Marifet: Bilgi, irfan, tecrübe, tanıma, aşinalık. Sufilerin ruhani hâlleri yaşayarak, manevi ve ilahi hakikatleri tatması. Sözlükte masdar olarak “bilmek, tanımak, ikrar etmek”, isim olarak “bilgi” anlamına gelen ma‘rifet (irfân) kelimesi ilimle eş anlamlı gibi kullanılmakla birlikte aralarında bazı farklar vardır. İlim tümel ve genel nitelikteki bilgileri, mârifet tikel, özel ve ayrıntılı bilgileri ifade eder. İlmin karşıtı cehil, mârifetin karşıtı inkârdır. Bu sebeple ilim kelimesi her zaman mârifetin yerini tutamaz.
Mâsîva: Allah’ın (c.c.) zatı dışındaki bütün varlıklar. Sözlükte “şey” anlamına gelen mâ ile “başka, gayr” anlamındaki sivâ kelimesinden türetilmiş bir tabir olan mâsivâ mâsivallah, mâsive’l-Hak şeklinde de kullanılır. Tasavvufta yaygınlığı sebebiyle çok defa mâsivâ demekle yetinilir.
Seyr-u Sülûk: Hakk'a ermek için bir rehberin öncülüğünde ve denetiminde çıkılan manevi ve ruhi yolculuk. Adına seyr-i süluk dediğimiz manevi yolculuk insanın Allah tarafından verilen gizli kabiliyetlerini ortaya çıkarmasına yardım eden sistemin adıdır. Bu süreç sonucunda insan Hakkın halifesi olabilecek kemale erer. Bu ise bir şeyhin yardımı ile olur. Sülûk esnasında mürşid insana ayna tutar ve ona kendisini tanıtır. Sufilerin sıkça kullandığı “Kendini bilen rabbini bilir” sözü bu manaya işaret eder.

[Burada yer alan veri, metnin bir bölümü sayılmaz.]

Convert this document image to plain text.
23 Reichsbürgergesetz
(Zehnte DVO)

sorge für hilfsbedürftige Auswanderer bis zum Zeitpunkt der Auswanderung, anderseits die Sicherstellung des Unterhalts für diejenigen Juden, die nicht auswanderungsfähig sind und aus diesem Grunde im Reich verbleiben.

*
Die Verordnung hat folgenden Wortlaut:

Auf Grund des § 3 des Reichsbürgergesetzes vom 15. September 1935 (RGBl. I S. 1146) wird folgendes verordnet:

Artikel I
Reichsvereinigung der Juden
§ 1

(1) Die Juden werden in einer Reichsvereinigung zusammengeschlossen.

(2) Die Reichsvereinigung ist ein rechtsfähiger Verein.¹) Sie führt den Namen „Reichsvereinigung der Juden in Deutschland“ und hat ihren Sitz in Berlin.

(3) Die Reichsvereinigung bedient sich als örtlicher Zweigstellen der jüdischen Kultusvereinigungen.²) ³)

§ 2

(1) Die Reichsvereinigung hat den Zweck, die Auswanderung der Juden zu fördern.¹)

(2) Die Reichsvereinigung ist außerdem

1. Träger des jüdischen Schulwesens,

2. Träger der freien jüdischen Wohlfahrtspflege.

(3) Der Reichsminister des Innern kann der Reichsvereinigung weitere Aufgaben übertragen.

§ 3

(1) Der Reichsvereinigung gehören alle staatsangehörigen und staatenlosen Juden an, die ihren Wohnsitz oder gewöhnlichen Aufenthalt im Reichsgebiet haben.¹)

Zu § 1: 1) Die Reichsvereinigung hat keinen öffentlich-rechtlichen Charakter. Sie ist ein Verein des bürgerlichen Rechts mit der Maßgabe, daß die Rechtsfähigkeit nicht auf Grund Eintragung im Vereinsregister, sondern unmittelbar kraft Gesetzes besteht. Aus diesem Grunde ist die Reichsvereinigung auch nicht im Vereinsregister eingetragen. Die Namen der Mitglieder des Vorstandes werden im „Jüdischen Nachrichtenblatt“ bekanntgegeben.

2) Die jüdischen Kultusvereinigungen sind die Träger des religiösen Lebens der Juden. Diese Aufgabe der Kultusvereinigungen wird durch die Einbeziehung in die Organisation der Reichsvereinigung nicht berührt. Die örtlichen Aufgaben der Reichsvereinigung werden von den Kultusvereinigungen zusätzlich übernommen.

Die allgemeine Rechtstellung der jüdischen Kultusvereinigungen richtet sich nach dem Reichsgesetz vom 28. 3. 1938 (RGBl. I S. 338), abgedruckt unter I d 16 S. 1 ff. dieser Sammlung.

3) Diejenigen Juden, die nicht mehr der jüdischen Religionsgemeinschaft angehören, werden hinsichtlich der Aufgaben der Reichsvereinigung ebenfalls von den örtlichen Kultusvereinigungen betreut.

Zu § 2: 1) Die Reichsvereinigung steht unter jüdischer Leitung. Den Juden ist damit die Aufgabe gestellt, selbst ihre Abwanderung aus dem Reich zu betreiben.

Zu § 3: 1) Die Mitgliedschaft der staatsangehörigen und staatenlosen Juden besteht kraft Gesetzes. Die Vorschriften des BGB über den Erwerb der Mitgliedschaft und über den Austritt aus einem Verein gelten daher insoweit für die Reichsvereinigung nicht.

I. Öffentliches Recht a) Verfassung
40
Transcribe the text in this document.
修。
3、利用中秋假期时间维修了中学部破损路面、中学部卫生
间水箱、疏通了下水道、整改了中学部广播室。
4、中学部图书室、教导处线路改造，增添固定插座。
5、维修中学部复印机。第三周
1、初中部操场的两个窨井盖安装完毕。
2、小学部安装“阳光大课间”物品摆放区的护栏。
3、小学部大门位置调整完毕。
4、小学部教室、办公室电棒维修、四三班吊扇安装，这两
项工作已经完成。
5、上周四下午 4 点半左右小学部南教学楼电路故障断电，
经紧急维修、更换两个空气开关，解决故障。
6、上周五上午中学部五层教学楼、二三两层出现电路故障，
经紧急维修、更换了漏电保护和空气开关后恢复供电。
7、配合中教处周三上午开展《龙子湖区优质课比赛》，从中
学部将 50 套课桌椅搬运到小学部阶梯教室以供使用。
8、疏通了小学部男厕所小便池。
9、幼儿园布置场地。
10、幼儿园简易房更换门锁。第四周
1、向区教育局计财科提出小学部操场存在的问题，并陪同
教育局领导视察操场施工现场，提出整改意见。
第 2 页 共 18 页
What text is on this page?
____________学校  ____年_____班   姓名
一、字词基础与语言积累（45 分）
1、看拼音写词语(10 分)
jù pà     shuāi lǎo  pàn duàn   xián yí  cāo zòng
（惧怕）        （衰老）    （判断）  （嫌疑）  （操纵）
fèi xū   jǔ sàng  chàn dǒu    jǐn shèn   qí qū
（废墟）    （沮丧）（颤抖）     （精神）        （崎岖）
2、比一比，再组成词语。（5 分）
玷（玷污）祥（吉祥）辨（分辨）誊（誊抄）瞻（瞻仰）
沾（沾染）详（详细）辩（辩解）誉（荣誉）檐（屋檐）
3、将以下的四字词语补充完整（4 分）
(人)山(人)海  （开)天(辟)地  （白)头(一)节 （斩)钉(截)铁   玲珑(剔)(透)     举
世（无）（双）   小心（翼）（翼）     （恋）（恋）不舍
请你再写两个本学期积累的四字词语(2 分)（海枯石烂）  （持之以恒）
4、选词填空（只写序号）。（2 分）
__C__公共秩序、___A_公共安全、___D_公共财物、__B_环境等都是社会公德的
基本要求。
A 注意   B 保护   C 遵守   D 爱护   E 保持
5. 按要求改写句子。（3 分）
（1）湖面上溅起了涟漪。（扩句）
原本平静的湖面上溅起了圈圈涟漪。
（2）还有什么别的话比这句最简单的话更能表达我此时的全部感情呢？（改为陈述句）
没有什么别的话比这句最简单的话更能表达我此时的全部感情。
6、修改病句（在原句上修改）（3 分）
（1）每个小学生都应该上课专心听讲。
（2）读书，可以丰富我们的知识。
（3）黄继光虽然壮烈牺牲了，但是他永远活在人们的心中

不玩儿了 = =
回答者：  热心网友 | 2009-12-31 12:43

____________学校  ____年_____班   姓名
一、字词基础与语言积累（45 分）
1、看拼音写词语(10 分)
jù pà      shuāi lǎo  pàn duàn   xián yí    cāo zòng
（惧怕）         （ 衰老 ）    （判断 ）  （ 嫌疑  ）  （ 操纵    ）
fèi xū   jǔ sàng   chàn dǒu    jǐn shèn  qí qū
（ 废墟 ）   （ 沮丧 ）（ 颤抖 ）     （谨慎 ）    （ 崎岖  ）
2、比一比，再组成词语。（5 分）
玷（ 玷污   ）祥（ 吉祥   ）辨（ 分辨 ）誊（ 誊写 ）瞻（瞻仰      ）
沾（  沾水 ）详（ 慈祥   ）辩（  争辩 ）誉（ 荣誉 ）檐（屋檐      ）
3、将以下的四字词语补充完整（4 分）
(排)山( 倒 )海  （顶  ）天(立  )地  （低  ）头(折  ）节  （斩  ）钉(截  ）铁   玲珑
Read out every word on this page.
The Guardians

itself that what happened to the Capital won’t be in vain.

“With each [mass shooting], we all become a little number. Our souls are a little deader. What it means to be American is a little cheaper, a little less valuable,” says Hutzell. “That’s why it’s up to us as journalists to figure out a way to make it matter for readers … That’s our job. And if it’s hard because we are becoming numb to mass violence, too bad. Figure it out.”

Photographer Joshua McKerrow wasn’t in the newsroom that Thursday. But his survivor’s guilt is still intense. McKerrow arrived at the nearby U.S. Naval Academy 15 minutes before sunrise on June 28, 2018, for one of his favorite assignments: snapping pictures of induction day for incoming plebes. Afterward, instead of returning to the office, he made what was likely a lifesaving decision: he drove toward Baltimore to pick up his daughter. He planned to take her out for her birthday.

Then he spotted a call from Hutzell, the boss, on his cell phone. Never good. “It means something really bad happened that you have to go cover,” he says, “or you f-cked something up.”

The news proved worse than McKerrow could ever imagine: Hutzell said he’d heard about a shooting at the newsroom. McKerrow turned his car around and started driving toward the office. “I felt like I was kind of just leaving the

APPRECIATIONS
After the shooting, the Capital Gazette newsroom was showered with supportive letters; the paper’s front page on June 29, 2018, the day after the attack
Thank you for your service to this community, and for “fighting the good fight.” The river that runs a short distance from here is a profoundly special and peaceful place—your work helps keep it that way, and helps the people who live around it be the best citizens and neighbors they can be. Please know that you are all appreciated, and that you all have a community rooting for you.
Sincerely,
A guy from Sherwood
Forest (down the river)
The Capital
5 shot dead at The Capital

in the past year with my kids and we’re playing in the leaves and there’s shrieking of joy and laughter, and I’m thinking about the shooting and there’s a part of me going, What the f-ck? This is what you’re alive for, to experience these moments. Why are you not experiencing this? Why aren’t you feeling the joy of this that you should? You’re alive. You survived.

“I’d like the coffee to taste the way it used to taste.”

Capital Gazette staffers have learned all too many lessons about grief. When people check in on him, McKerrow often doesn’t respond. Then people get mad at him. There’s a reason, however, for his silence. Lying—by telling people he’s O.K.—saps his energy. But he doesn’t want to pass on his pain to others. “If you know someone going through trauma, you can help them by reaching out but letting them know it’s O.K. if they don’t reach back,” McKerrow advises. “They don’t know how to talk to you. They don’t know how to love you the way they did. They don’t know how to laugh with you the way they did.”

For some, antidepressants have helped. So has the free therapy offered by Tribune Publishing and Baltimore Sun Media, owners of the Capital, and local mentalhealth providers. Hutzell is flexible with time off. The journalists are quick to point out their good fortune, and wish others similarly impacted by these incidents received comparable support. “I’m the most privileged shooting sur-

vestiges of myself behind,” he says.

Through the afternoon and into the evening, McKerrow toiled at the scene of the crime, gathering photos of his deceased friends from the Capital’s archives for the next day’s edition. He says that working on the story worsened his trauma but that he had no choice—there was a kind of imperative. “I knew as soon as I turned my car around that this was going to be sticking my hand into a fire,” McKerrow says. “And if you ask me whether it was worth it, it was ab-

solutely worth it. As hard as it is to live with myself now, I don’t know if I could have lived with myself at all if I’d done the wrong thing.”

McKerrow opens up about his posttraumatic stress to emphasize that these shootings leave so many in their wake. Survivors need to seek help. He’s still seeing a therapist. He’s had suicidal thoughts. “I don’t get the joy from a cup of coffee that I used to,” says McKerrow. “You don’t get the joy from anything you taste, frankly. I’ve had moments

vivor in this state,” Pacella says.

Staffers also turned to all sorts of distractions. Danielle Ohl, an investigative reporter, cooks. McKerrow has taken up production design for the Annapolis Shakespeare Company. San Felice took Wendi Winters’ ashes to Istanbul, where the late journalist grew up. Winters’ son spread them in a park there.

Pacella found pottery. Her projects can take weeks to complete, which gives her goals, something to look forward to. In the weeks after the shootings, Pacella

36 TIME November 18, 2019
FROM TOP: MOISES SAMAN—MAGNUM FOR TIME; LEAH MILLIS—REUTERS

Tezkiye: Temizlenme. Nefsi manevi kirlerden arındırma. Sözlükte “temizlemek, arıtmak, temize çıkarmak” anlamındaki tezkiye, fıkıh terimi olarak şahidin adalet vasfını taşıyıp taşımadığının hâkim tarafından soruşturulmasını ifade eder. Güvenilir kimselerin şahit hakkında olumlu görüş bildirmelerine “ta‘dîl”, olumsuz görüş bildirmelerine “cerh” denir. Olumlu bildirim durumunda şahidin adalet vasfının onaylanması (temize çıkarılması) dolayısıyla soruşturma işlemine tezkiye adının verildiği anlaşılmaktadır. Tezkiyeyi yapan kişi müzekkî/muaddil diye adlandırılır.